Spaces, the web, and the classroom

I was delighted and inspired by Jenny Mackness’ recent post on Spaces at an exhibition. One could take each space and envision ways in which it is a metaphor for a learning space as experienced by a college class (yes, that’s my perspective and I’m sticking to it).

I answered Jenny on Facebook:

Screenshot 2014-04-05 at 7.20.28 PM

 My physical classroom at San Elijo is wonderful in many ways – it has two doors and windows that open, a big projection screen, a computer that works, and four large whiteboards.  But with the exception of a few old college announcements and a two-decade-old project poster on Israel, the walls are blank and there is no visual stimulation in the room other than the people in it. While I understand the monastic impulse, the space still seems sterile.

Compare this to the content-rich, ever-distracting web.

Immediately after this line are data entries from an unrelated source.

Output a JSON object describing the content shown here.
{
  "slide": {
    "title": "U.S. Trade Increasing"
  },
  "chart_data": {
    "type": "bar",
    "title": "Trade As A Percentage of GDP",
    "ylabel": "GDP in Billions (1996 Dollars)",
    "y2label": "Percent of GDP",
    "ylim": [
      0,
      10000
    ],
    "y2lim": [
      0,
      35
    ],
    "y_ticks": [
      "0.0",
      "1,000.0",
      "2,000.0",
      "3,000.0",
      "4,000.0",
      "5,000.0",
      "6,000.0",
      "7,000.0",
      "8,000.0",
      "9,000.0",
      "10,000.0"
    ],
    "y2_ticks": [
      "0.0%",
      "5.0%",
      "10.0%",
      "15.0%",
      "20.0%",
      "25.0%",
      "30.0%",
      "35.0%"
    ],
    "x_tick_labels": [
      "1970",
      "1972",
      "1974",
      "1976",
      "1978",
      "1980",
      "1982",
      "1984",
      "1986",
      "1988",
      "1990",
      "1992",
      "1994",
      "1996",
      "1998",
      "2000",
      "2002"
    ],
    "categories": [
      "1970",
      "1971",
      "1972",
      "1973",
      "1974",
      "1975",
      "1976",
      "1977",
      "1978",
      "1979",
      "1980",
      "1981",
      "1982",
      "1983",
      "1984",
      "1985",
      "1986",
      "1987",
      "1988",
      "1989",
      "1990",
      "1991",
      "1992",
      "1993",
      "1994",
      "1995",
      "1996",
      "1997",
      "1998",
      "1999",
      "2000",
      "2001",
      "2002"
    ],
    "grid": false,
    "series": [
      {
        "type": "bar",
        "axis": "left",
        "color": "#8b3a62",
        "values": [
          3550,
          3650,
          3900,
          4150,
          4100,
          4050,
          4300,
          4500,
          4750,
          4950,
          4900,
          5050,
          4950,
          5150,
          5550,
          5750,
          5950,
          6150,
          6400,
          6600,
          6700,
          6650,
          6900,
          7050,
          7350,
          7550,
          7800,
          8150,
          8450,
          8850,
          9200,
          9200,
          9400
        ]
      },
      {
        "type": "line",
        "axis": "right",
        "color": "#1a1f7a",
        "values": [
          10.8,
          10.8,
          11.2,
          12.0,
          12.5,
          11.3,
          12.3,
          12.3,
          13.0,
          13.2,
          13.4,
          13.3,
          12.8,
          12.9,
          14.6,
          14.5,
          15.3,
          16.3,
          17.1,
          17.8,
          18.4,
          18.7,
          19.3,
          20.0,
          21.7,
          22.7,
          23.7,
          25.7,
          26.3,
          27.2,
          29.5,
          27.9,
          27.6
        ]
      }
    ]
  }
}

We think of our online classes as being on the web, but most of them aren’t on the web – they’re inside an LMS, isolated from the internet. New online instructors often sense this sterility and add images and videos. But the images are often decorative rather than instructional, and the videos are now embedded, which is great for convenience and less distraction but less suitable for exploration.

Gallery

The assignments would be the logical place to allow for exploration, as I do with my students collecting primary sources from wherever they can find them (article on this forthcoming). And yet I see so many classes where all class materials are given inside the LMS space, and I wonder whether we are afraid of field trips because we know that richness also means distractions, and predictability is very important to the success of many of our students. The web is never predictable.

Where are the structured web spaces, the ones where we as teachers know what’s there, but where students can explore? Databases full of primary sources are boring. Where is the equivalent of installation art, where the artist defines the space but the interpretations and experience are left to the viewer?

 

4 thoughts to “Spaces, the web, and the classroom”

  1. A space that is known but unbounded? What trickery!

    I’ve come across some candidates– though curious what the critical historian has to say– what people have called “web documentaries” or “interactive documentaries” I call them web sites that don’t look like web pages. Here is a small collection http://lab.cogdogblog.com/i-docs

    Especially for you

    A Journal of Insomnia (experiential) http://insomnia.nfb.ca/
    Bear 71 (ditto) http://bear71.nfb.ca/
    Killing Lincoln (ding ding history) http://killinglincoln.nationalgeographic.com/
    A Short History of the Highrise http://highrise.nfb.ca/shorthistory/
    The Hole Story http://theholestory.nfb.ca/
    Hollow http://hollowdocumentary.com/

    1. What fun field trips! I should have known you would be the one to know some good spaces. I am enjoying the high rise one particularly.

      The features are very like the ones I tried to create myself when designing my first classes back in the late 1990s. I had one on feminist music, and a slideshow on Jeanette Rankin, and a slideshow with music and narration on Tin Pan Alley. They are still inside my lectures but I don’t sense students using them. These, of course, are more media-rich, and have much more content. I could send students there and use that as a foundation for discussion.

      It’s a shame I can’t build in them.